I am trying one of the practice problems on hackerrank.
I'm aware there is a better way to do it, but I would like to know why this way didn't work to understand it better.
The vector erase function seems to work as intended until the last couple of times and then erases at the wrong index, even though nothing changes.

debugger output:
1, 1, 3, 1, 2, 1, 3, 3, 3, 3, //what is currently in the vector
Delete indx 0 & 1 //The first pair that I will erase and increment count

3, 1, 2, 1, 3, 3, 3, 3, //continue...
Delete indx 0 & 4

1, 2, 1, 3, 3, 3,
Delete indx 0 & 2

2, 3, 3, 3,
Delete indx 1 & 2 //says to delete the first and second three

3, 3, //it looks like the 0th and some other index was erased instead
Delete indx 0 & 1

count returned is: 5
let me know if I can add to this question to make it better, thanks

int i, count = 0;

for (i=0;i<ar.size()-1;i++)
{
    for (int j=i+1;j<ar.size();j++)
    {
        if (ar[i] == ar[j])
        {
            ar.erase(ar.begin()+i-1);
            ar.erase(ar.begin()+j-1);
            count++;
            i=-1;
            break;
        }
    }
    if (ar.size()== 0)
        break;
}

1 Answers

0
Daniel On

From what I understood, you only need the count of pairs (considering the removals).
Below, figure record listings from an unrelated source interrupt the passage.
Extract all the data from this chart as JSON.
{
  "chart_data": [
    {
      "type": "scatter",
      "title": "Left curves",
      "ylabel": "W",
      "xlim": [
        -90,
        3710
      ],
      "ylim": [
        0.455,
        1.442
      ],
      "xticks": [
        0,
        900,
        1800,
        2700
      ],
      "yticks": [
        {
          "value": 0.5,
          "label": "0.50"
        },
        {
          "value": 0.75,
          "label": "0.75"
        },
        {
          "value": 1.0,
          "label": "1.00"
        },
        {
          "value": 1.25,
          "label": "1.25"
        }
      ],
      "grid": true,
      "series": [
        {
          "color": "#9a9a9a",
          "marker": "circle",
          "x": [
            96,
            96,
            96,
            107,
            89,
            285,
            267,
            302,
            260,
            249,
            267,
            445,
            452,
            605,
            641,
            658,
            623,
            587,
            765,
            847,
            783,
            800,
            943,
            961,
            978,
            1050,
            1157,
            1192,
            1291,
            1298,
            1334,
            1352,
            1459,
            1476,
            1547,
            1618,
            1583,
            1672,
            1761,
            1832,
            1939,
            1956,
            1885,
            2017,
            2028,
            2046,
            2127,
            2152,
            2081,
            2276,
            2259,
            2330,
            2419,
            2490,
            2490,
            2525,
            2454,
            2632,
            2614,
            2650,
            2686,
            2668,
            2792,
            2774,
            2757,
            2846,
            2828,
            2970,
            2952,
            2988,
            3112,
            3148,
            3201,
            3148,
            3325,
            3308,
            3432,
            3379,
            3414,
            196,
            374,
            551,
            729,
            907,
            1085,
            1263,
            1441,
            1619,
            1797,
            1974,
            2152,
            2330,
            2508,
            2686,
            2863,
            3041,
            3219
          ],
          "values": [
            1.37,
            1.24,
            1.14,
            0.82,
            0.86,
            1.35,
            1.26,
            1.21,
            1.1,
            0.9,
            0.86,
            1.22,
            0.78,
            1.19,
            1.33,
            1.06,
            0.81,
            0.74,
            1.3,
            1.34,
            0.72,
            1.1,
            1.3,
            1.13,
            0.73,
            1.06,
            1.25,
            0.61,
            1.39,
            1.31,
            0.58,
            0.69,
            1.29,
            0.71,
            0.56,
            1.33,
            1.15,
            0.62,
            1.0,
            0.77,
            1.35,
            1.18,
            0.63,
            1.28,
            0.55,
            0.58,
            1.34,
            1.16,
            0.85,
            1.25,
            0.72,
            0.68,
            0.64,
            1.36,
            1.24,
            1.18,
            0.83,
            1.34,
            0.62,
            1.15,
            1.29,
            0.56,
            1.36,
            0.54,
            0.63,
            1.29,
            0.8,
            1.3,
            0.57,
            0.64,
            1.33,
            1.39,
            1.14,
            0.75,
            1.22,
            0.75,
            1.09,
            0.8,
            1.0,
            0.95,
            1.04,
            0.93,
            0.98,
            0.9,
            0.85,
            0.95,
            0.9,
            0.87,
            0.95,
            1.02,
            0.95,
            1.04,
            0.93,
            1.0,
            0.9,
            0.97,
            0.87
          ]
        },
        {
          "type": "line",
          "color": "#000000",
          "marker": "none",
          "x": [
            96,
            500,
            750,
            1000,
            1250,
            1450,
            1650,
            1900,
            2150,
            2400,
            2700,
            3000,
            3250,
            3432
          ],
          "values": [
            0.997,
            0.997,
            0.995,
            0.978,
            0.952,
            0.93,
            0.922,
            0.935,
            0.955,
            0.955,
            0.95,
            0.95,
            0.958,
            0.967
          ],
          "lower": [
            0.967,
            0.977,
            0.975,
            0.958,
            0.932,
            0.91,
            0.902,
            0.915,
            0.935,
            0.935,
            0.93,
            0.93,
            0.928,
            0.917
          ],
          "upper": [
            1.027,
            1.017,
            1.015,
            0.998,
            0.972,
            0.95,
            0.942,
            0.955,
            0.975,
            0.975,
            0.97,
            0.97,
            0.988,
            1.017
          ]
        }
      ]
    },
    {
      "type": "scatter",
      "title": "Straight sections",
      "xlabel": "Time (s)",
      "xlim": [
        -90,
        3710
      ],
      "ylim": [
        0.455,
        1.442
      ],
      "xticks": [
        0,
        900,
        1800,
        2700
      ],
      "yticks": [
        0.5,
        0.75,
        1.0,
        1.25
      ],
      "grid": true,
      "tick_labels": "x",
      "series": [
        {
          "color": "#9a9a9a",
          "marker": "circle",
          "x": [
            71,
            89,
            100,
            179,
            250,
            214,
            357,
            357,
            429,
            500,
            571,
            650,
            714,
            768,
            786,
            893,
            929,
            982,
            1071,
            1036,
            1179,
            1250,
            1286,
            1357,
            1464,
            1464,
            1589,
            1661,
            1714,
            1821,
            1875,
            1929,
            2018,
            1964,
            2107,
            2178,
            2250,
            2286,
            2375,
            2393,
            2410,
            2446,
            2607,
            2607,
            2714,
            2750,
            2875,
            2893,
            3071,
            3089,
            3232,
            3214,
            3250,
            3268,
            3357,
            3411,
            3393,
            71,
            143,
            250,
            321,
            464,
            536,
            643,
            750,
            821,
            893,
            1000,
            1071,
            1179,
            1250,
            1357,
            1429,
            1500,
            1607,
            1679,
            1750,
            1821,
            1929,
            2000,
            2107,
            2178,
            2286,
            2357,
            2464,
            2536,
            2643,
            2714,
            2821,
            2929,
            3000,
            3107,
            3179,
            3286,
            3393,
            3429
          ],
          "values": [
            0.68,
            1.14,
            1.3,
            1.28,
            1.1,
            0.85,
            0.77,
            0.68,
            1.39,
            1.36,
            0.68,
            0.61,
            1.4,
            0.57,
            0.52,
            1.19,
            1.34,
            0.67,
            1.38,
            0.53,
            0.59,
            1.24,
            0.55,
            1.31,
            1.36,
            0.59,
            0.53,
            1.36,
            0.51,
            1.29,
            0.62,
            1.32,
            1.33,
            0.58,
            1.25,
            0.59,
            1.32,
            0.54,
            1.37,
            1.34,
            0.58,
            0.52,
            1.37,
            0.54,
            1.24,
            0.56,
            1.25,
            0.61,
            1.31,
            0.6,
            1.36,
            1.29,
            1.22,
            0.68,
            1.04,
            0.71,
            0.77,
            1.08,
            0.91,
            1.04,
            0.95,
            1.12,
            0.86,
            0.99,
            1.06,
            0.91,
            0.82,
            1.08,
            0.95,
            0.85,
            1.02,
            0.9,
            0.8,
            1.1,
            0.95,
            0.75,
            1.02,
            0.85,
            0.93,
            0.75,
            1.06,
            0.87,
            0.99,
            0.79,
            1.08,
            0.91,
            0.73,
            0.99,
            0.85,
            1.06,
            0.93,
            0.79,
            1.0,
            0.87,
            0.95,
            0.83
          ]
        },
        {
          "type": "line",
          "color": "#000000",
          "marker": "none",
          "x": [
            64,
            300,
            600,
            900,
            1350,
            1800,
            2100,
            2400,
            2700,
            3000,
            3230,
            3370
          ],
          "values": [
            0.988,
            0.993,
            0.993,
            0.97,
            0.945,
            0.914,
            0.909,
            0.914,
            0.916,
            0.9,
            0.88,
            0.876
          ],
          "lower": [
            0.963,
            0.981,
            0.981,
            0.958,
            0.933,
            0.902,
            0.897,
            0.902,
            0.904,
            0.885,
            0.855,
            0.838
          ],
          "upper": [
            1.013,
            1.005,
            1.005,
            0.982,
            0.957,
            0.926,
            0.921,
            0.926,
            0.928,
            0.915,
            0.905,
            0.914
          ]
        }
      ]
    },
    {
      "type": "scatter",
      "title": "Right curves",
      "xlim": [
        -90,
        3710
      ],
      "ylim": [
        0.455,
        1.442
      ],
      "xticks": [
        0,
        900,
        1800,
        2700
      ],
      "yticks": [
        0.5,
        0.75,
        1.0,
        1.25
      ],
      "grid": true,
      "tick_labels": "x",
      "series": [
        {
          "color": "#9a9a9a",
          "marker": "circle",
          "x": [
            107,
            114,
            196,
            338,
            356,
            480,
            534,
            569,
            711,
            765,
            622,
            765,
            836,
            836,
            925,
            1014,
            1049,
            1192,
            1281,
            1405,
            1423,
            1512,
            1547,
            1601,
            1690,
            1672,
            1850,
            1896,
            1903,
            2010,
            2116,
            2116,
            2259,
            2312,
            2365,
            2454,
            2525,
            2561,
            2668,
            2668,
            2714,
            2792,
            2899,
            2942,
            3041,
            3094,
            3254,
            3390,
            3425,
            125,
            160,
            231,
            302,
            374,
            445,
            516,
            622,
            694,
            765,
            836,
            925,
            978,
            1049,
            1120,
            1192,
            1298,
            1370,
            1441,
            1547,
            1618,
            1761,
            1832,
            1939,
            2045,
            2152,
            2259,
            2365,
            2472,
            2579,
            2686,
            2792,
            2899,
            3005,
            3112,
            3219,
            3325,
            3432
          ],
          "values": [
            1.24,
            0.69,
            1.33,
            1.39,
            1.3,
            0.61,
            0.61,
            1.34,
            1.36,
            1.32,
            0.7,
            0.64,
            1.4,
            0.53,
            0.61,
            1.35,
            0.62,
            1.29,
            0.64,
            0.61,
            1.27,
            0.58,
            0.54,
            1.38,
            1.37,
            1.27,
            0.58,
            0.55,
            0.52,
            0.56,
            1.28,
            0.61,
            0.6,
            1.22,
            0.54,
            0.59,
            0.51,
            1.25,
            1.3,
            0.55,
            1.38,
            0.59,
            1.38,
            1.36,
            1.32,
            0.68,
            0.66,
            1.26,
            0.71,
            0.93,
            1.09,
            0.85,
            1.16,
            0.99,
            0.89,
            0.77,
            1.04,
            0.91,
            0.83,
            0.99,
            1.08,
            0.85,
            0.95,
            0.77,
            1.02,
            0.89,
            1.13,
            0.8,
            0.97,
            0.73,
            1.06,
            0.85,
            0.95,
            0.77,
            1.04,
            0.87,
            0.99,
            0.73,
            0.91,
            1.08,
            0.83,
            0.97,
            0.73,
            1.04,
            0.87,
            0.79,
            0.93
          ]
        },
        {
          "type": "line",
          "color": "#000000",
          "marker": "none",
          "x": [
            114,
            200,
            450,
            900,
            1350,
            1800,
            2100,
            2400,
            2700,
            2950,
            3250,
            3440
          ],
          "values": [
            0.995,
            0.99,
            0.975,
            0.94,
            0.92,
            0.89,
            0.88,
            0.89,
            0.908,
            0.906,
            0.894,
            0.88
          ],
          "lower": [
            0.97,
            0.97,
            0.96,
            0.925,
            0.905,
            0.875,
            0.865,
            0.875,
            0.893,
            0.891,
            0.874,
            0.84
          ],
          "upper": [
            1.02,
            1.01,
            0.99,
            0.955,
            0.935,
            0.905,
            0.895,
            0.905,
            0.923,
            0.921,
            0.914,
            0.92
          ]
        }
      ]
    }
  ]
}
for(int i = 0; i < ar.size() - 1; i++){
    for(int j = i + 1; j < ar.size(); j++){
        if(ar[i] == ar[j]) {
            ar.erase( ar.begin() + j );
            count++; 
            break;
        }
    }
}

This way you only need to perform 1 call of erase (which is slow, considering it moves all the elements in the right of the deleted element 1 slot to the left).

If you have big vectors, also consider not using ar.size() all the time (at least in j loop, since in i loop it's kind of essential). Try for(int j = i + 1, len = ar.size(); j < len; j++).